Forward '14
a home, in print and code
By Andrew Westoll
THE first magazine that ever published my work was named after an invisible form of electromagnetic radiation. The mag was run by undergraduates and was housed in the student union building, which smelled of beer and chicken wings. We had launch parties at the campus pub on Tuesday nights, the only night of the week the manager was willing to give up his dance-floor to a gang of ink-stained scribblers and visual artists.
Contributors and members of the masthead held the freshly printed journal close to our chests for the next week or so, unbelieving that our names were actually, finally, gloriously in print. We hailed from every line of study: biology, neuroscience, drama, mathematics, English. Some would never make art again once they graduated. But twice a year on a Tuesday night we found a home together on campus.

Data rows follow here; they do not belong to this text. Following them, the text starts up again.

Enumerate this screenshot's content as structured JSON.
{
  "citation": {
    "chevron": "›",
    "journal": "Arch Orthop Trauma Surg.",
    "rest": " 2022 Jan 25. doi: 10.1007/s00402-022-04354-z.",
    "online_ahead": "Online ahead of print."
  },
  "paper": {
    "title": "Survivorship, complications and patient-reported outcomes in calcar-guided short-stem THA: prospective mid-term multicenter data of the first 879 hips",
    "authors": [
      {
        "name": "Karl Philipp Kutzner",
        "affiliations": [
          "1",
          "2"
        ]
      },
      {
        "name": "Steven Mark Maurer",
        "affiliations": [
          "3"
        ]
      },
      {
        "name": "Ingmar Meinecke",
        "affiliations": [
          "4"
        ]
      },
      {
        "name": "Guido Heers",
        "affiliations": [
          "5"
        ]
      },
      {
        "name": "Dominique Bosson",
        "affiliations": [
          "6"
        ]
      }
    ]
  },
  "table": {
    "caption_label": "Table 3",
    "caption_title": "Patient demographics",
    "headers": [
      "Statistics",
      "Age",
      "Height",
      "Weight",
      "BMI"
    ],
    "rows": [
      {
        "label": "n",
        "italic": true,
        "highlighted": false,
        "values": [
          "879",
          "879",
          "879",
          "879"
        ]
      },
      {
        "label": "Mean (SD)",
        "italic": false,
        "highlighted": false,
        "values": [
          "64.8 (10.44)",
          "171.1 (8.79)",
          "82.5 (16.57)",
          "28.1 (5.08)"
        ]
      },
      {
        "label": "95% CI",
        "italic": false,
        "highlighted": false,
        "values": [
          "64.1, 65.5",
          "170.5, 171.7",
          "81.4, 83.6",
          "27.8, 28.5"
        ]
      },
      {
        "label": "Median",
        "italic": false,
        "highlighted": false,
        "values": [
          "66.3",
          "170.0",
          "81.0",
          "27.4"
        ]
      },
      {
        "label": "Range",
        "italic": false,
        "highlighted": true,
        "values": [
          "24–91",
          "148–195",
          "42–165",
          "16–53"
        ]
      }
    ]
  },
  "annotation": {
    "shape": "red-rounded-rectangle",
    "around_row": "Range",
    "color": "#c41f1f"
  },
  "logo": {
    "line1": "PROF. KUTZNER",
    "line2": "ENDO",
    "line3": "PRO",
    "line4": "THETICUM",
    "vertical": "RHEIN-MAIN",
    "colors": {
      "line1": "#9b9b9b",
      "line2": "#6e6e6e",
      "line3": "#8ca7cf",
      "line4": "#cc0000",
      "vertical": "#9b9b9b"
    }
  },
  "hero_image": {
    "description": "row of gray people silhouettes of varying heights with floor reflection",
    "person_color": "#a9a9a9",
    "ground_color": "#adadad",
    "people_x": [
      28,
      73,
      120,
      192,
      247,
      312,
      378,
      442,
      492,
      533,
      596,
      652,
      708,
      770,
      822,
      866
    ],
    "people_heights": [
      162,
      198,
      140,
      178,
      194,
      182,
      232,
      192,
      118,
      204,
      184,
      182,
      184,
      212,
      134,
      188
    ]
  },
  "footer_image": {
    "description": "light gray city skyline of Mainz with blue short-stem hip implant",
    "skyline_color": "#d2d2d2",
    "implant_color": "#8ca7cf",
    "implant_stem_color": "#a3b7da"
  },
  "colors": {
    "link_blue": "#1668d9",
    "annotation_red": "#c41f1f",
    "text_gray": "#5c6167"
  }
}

That home was everything to me. Back then I was in science and playing on the varsity soccer team. For some reason I kept my writing secret from my jock friends. Perhaps I thought they would tease me, perhaps I was just insecure about wanting to be an artist. Or maybe I just thought it would be social suicide to admit that on those nights when I was conspicuously absent from this or that house party, I could have been found in my bedroom with my studio headphones on, blasting UK trance and typing sentence after sentence of a story I was working on.
That magazine was printed twice a year, it would include one of those late-night stories, and that would be enough to keep me going, to continue writing and to maintain my subterfuge.
So it is with great pride that I introduce the 2014 issue of Scarborough Fair, the literary and visual arts journal of the University of Toronto Scarborough. The past year has been a momentous one for the arts community here. The English Department launched a new Minor Program in Creative Writing. The Doris McCarthy Gallery celebrated its tenth year in operation. And this very magazine expanded online with a brand new website (scarborough-fair.ca), becoming the true artistic home, in print and code, for the entire campus.
The following pages are an attempt to distil the immense creativity that can be found all around us at UTSC — in the people, in the landscape, in the buildings that house us and in the ideas that spirit the air. The young artists I have met in my first year of teaching here — some of whom have work in this issue — possess an energy that is so proud and so meaningful that it makes me ashamed of my own subterfuge back when I was an aspiring artist. Art should not be a secret. Artists should not hold their tongues. A place for art is a place worth living in, so turn the page and make yourself at home.